Memangnya Boleh Men-Steril Kucing dalam Islam? Buya Yahya Bilang Kalau Itu Hukumnya...
- iStockPhoto
Jakarta, tvOnenews.com – Bagi pecinta kucing, jumlah hewan peliharaan yang terus bertambah sering kali menjadi tantangan. Kucing dikenal cepat berkembang biak, sehingga tak jarang pemilik kewalahan merawat mereka.
Lantas, bagaimana pandangan Islam terkait praktik mensteril atau mengebiri kucing agar tidak terus beranak?
Dalam sebuah kajian yang disiarkan melalui kanal YouTube Al-Bahjah TV pada 21 Januari 2021, Buya Yahya menjelaskan bahwa mengebiri hewan pada dasarnya tidak dilarang dalam Islam.
- YouTube Al Bahjah TV
Rasulullah SAW bahkan pernah berkurban dengan kambing besar yang sudah dikebiri. Hal itu, kata Buya Yahya, menunjukkan bahwa kebiri diperbolehkan.
“Mengebiri untuk penggemukan itu berarti untuk maslahat manusia,” ujar Buya Yahya.

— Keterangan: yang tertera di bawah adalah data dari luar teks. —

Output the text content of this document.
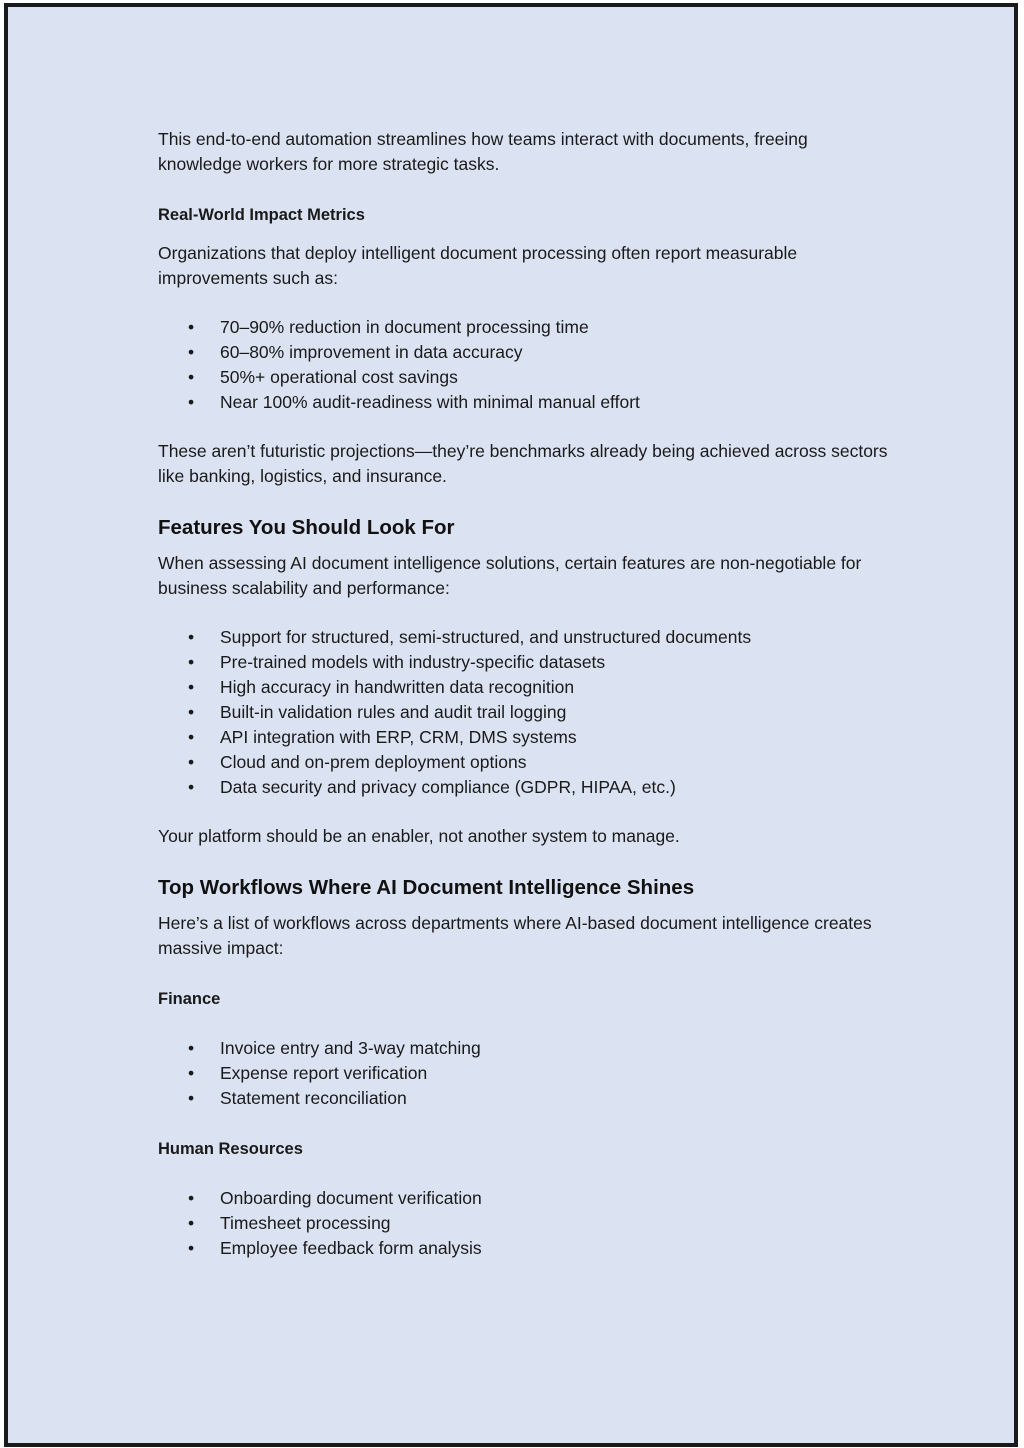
This end-to-end automation streamlines how teams interact with documents, freeing knowledge workers for more strategic tasks.

Real-World Impact Metrics

Organizations that deploy intelligent document processing often report measurable improvements such as:

• 70–90% reduction in document processing time
• 60–80% improvement in data accuracy
• 50%+ operational cost savings
• Near 100% audit-readiness with minimal manual effort

These aren’t futuristic projections—they’re benchmarks already being achieved across sectors like banking, logistics, and insurance.

Features You Should Look For

When assessing AI document intelligence solutions, certain features are non-negotiable for business scalability and performance:

• Support for structured, semi-structured, and unstructured documents
• Pre-trained models with industry-specific datasets
• High accuracy in handwritten data recognition
• Built-in validation rules and audit trail logging
• API integration with ERP, CRM, DMS systems
• Cloud and on-prem deployment options
• Data security and privacy compliance (GDPR, HIPAA, etc.)

Your platform should be an enabler, not another system to manage.

Top Workflows Where AI Document Intelligence Shines

Here’s a list of workflows across departments where AI-based document intelligence creates massive impact:

Finance

• Invoice entry and 3-way matching
• Expense report verification
• Statement reconciliation

Human Resources

• Onboarding document verification
• Timesheet processing
• Employee feedback form analysis
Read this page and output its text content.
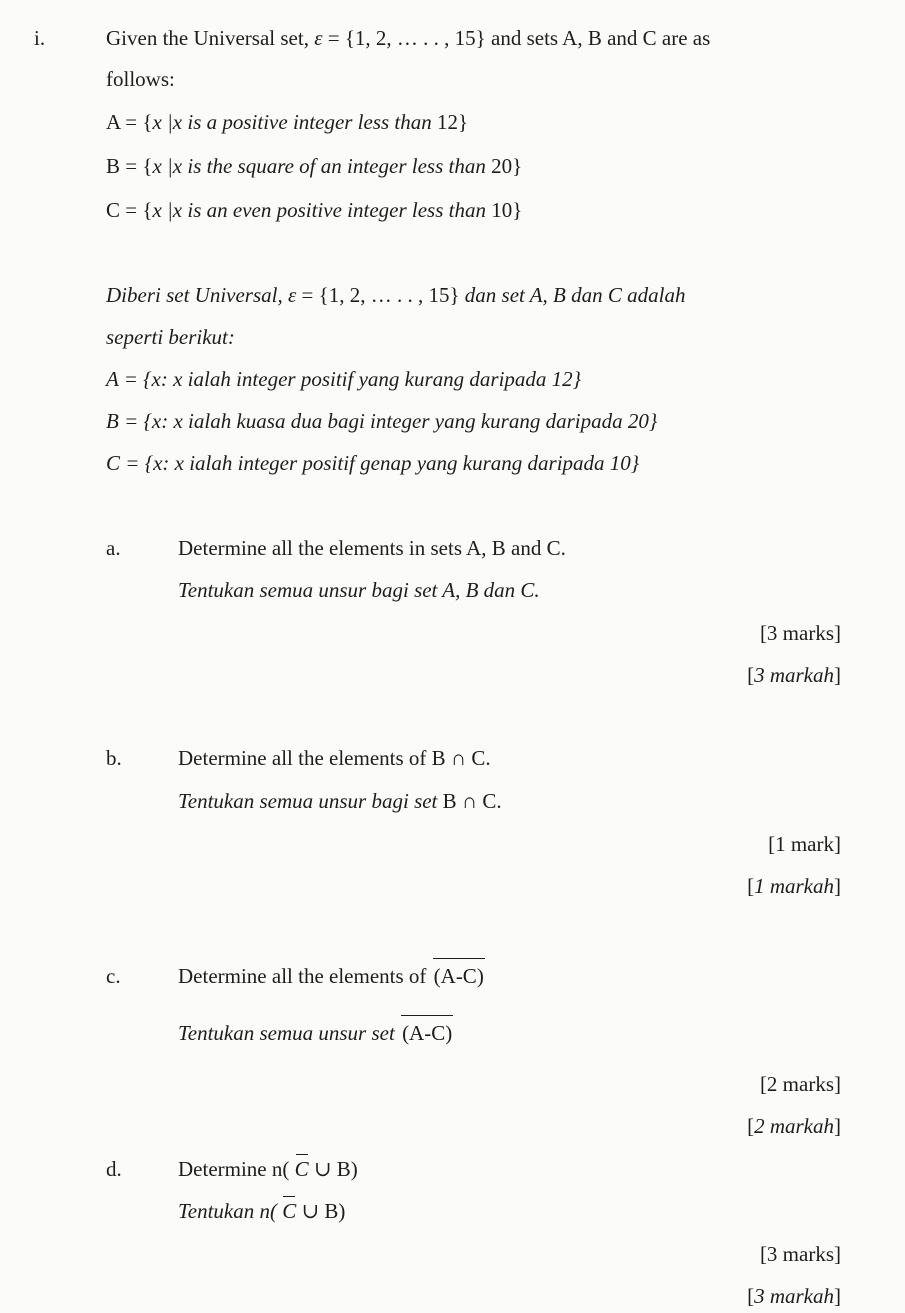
i.	Given the Universal set, ε = {1, 2, … . . , 15} and sets A, B and C are as
follows:
A = {x |x is a positive integer less than 12}
B = {x |x is the square of an integer less than 20}
C = {x |x is an even positive integer less than 10}
Diberi set Universal, ε = {1, 2, … . . , 15} dan set A, B dan C adalah
seperti berikut:
A = {x: x ialah integer positif yang kurang daripada 12}
B = {x: x ialah kuasa dua bagi integer yang kurang daripada 20}
C = {x: x ialah integer positif genap yang kurang daripada 10}
a.	Determine all the elements in sets A, B and C.
Tentukan semua unsur bagi set A, B dan C.
[3 marks]
[3 markah]
b.	Determine all the elements of B ∩ C.
Tentukan semua unsur bagi set B ∩ C.
[1 mark]
[1 markah]
c.	Determine all the elements of (A-C)
Tentukan semua unsur set (A-C)
[2 marks]
[2 markah]
d.	Determine n( C ∪ B)
Tentukan n( C ∪ B)
[3 marks]
[3 markah]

Namun, ia menegaskan, bila hewan tersebut bukan untuk dikonsumsi, maka tujuannya harus jelas.
“Adapun jika binatang yang tidak halal dimakan. Pertama, iseng banget. Untuk apa tujuanmu?” tegasnya.
Buya Yahya juga menekankan bahwa naluri seksual manusia tidak bisa disamakan dengan binatang.
“Makanya dzolim jika mengatakan ‘nafsunya seperti binatang’, tidak tepat itu. Manusia lebih serem lagi,” katanya.
- iStockPhoto
Hukum Mensteril Kucing Menurut Ulama
Dalam pandangan sejumlah ulama, mengebiri kucing diperbolehkan selama tidak membahayakan hewan tersebut. Bahkan, ada yang berpendapat tindakan itu dapat membuat hewan lebih sehat.
“Jika binatang yang tidak halal dimakan, ya nggak ada masalah. Dengan catatan tidak membahayakan binatang yang tidak boleh dibunuh. Kalau binatangnya boleh dibunuh ya suka-suka,” jelas Buya Yahya.
Namun, dalam mazhab Syafi’i, kebiri terhadap hewan yang haram dimakan, termasuk kucing, dinilai haram kecuali ada kebutuhan tertentu.
Contohnya, jumlah kucing yang terlalu banyak hingga sulit dirawat, atau sering menimbulkan keributan ketika birahi. Dalam kondisi itu, kebiri dianggap lebih baik daripada membunuh hewan tersebut.
“Jadi intinya boleh, baik binatang yang halal dimakan dan tidak halal dimakan, itu diperkenankan. Hanya dalam mazhab Syafi'i, ada sedikit aturan yaitu harus ada hajat yang jelas. Kalaupun tidak, ikut mazhab lain,” terang Buya Yahya.